Cette constatation a une conséquence essentielle concernant le problème de la multiplicité des variantes possibles d'un même texte. En effet, il résulte de ce qui précède que les possibilités de variantes existent sans perte de sens significative à l'intérieur des énoncées simples, en agissant sur le modèle actanciel et notamment en faisant varier le niveau d'intégration des composants (cf. p. 195). Ces possibilités existent également à l'intérieur des énoncés complexes au niveau des coordinations.

Observons dès maintenant qu'au-delà de l'énoncé complexe, les coordinations existent au sein des énoncés simples et également entre énoncés complexes. Du fait de l'existence de ces coordinations entre énoncés complexes, moins explicites que les coordinations internes, il est clair qu'il existe une certaine porosité entre les énoncés complexes et le reste du texte avec lequel ils entretiennent des connexions logiques. Ce point, qui ouvre de nombreuses possibilités de variations sémantico-syntaxiques autour d'un même modèle conceptuel, serait à développer.

Les sémèmes permettent de raisonner

Une des utilités de l’analyse sémique est de permettre la génération automatique de taxinomies dans lesquelles les lexèmes sont ordonnés en hyperonymes et hyponymes.

Par définition, un hyperonyme possède un sémème qui est un sous-ensemble du sémème de son ou de ses hyponymes.

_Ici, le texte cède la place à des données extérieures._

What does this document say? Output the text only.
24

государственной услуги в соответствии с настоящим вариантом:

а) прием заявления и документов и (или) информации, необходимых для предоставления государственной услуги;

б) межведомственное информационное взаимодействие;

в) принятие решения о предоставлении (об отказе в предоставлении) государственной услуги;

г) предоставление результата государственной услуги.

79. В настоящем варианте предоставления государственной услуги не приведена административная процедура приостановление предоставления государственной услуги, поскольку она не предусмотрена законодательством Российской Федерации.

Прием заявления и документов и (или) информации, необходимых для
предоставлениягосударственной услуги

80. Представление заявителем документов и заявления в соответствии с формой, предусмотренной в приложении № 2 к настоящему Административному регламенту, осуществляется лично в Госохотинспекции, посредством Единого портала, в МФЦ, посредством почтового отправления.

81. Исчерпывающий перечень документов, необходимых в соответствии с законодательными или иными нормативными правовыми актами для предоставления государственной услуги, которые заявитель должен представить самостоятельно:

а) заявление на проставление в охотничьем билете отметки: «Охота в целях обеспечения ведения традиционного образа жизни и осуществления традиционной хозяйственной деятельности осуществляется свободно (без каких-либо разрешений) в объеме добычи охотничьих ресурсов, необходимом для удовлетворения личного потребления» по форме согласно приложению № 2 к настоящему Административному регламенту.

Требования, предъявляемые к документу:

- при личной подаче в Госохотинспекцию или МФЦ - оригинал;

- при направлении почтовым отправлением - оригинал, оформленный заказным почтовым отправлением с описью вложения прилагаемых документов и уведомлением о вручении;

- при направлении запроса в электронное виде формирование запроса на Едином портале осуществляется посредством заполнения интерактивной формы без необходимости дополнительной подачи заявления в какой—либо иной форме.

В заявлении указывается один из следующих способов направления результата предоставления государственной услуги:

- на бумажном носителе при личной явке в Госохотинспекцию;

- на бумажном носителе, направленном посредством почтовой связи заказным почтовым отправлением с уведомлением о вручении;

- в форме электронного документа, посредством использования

Sémantiquement, l’hyponyme est lié à son hyperonyme par une relation « sorte de... », relation transitive.

L’analyse sémique permet de construire des raisonnements simples et de répondre à des questions sur un texte ou un domaine de connaissance pour lequel aura été constitué un dictionnaire sémique ou base de connaissances sémantique.

Si, par exemple, nous définissons une université comme étant un établissement public, nous pouvons en inférer qu’une université possède la personnalité morale du fait que :

- l’établissement public est une personne morale de droit public

- le fait d’être une personne morale entraîne que l’on possède la qualité de personne morale.

Ceci se déduit sans difficulté de l’analyse sémique.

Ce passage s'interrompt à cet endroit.